Beneath Liv’s fingers, she could already feel the bones of her ribs crawling, warping, and tearing at her body. She screamed, her back arching like a cat’s, lifting her body entirely up from the dust and rocks of the mountain slope, supported only by her shoulders and legs.

A shadow passed between Liv and the sun, and the eagle landed in front of her. For the first time, she got a good look at the mana beast that had pulled them down from the sky. It was a golden-eagle, brown feathered wings spread wide enough to encompass an entire house, talons dug into the earth to support its weight. The head twitched on the great feathered neck, and for a long moment it looked Liv in the eye.
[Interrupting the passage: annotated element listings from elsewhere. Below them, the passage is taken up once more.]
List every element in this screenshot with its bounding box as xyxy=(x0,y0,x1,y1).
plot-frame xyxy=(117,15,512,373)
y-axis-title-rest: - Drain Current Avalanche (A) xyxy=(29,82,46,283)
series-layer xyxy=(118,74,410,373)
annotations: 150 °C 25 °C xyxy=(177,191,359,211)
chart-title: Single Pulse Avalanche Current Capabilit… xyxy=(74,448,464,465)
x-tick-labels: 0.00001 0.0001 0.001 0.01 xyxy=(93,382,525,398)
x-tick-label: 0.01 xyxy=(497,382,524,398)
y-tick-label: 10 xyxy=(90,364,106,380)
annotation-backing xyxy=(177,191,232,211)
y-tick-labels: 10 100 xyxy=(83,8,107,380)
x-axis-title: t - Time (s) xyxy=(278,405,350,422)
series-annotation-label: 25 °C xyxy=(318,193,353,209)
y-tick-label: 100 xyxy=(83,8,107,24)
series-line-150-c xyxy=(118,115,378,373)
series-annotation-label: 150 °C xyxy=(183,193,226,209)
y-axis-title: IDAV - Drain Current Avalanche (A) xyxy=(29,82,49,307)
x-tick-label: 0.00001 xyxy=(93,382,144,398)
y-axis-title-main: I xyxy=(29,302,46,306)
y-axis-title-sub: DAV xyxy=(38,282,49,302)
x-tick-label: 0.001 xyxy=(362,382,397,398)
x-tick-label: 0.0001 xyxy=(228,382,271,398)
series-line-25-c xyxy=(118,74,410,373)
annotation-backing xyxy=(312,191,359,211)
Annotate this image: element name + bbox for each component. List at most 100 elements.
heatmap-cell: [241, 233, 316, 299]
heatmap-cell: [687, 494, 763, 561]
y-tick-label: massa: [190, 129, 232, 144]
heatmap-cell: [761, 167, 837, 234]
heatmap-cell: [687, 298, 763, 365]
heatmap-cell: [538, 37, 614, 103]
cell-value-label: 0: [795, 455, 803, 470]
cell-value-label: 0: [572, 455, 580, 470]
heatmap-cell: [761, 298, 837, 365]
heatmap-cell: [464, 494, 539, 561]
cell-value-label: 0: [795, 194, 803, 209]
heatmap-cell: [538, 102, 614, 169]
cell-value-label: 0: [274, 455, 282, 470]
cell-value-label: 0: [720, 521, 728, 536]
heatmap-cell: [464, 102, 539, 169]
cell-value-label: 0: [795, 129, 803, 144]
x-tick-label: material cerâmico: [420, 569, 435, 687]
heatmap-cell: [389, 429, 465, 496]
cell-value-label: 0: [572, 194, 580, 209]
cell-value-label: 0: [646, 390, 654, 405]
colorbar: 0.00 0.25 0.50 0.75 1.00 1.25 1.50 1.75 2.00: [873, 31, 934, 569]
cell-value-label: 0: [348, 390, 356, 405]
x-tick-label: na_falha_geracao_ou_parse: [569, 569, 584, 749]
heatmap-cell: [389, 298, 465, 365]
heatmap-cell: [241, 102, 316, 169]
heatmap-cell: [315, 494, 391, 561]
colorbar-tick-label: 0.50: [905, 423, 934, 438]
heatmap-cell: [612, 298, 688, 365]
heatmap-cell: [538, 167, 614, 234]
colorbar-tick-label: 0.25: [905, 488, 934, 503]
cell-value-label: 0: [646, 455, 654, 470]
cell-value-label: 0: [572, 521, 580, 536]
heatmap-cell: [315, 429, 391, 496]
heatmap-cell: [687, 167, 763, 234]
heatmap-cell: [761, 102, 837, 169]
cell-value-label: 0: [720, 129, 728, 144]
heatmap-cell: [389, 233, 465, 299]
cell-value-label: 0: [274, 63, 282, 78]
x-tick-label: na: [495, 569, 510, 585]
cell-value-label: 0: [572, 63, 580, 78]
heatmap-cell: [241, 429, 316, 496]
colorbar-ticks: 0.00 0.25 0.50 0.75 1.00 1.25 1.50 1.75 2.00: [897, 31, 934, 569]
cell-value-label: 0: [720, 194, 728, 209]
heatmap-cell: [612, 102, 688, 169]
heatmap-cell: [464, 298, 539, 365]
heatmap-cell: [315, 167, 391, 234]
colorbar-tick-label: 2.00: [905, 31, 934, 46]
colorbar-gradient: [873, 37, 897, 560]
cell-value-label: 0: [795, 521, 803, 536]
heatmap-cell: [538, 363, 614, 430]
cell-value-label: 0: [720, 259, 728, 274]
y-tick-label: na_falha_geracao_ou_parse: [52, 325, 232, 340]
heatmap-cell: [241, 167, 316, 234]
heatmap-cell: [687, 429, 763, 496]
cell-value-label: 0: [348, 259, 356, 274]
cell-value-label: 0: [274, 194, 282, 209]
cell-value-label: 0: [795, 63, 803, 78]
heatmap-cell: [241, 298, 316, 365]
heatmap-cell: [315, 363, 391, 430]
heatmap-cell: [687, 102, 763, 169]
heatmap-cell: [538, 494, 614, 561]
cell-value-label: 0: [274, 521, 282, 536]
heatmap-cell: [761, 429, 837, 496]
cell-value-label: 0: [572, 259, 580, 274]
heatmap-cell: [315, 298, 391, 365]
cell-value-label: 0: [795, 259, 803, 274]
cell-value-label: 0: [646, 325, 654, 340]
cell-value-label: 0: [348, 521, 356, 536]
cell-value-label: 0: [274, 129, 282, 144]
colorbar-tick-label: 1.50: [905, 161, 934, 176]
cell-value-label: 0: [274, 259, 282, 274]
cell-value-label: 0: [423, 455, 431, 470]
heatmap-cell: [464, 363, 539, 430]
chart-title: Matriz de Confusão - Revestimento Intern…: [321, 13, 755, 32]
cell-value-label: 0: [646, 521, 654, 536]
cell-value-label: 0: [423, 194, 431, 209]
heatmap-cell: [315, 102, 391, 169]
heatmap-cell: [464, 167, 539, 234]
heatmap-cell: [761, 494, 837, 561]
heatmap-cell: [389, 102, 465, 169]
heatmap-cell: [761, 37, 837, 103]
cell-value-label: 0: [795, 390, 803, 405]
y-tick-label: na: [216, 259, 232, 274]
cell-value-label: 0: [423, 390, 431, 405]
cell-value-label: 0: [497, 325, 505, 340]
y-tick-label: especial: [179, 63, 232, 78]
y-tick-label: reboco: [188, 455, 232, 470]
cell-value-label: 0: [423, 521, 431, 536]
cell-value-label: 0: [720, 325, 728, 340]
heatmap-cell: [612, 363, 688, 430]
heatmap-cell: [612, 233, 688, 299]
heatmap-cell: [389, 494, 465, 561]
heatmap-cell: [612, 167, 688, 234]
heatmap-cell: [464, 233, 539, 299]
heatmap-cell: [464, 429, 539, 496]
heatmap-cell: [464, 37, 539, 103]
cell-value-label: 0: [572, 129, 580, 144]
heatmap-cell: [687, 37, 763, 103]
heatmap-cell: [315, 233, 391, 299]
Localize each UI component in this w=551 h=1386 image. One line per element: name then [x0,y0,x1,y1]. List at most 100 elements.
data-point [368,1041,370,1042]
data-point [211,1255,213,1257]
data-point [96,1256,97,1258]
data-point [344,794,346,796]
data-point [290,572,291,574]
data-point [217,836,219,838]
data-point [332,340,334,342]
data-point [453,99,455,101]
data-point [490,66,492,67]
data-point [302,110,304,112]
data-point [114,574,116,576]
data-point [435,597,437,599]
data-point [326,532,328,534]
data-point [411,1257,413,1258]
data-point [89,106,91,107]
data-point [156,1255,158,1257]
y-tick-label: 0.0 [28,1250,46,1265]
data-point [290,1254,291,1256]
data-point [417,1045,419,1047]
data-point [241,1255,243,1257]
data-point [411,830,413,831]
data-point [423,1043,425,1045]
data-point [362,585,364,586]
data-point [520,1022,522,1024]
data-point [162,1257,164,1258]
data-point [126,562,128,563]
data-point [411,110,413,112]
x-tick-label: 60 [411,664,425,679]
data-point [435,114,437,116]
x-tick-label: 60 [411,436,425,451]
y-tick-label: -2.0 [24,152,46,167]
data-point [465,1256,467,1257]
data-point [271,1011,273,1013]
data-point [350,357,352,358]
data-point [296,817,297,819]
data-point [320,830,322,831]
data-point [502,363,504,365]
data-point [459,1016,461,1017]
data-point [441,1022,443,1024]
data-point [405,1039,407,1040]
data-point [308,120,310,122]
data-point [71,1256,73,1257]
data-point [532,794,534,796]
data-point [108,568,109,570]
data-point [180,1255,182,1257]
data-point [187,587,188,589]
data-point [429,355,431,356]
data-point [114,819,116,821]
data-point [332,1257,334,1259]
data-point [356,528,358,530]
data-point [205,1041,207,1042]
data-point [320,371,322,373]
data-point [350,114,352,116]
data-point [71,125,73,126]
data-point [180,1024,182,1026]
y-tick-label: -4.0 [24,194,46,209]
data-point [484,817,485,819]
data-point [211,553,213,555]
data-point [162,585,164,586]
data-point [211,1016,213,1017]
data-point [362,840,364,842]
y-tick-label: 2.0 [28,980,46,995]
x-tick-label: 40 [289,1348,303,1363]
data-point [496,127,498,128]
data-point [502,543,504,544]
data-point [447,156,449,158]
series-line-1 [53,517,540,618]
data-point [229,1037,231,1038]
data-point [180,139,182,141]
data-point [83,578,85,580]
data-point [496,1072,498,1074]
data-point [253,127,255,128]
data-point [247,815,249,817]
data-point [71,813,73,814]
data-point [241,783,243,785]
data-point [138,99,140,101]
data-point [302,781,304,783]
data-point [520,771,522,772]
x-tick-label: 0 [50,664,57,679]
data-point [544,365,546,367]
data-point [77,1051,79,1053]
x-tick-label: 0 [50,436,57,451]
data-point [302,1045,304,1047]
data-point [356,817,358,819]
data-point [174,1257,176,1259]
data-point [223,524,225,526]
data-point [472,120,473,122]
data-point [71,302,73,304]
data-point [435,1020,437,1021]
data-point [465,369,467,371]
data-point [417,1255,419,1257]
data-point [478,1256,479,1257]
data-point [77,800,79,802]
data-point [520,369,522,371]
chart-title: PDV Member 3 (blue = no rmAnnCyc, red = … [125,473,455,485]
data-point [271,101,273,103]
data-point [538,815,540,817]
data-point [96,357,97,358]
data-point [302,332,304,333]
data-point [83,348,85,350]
Her vision swam, then faded, and Liv felt a rush of heat through her body. She lost sight of the eagle, and focused on a cloud passing overhead. Cel still raged deep inside her, and she reached out to the crystals of ice far above, building a charge.

The eagle leaned low, as if examining Liv. Perhaps the bird wasn’t certain whether she would be good to eat, or not.

“Lucet Aiveh Avia,” Liv gasped, hardly able to fill her lungs enough to speak at all. The eagle reared up above her, pinning her leg beneath one talon, opened its beak, and prepared to rip her belly open. Liv squeezed her eyes shut.

The world turned white, and even squeezing her eyes shut wasn’t enough to keep it from hurting. The lightning hit the eagle, and it was all Liv could do to wrestle it with her intent, channeling its destructive power down into the earth beneath her, instead of her own leg. Heat was all around her, the weight of the eagle was gone, and a spray of earth covered Liv’s face.

A heartbeat later, thunder rolled from the clouds above.

Liv opened her eyes again, thrashed enough to get a glimpse of the smoking, cooked corpse of the mana beast, and then fell back down. Her broken ribs crawled beneath her fingers, and her vision dimmed around the edges.

She had time to think that Lord Howe and Baron Erskine would make for the peak where the lightning had struck, and that they had to move, but Liv didn’t know where her friends were. She didn’t even know if they’d survived.

Liv’s eyes fluttered, and the world went dark.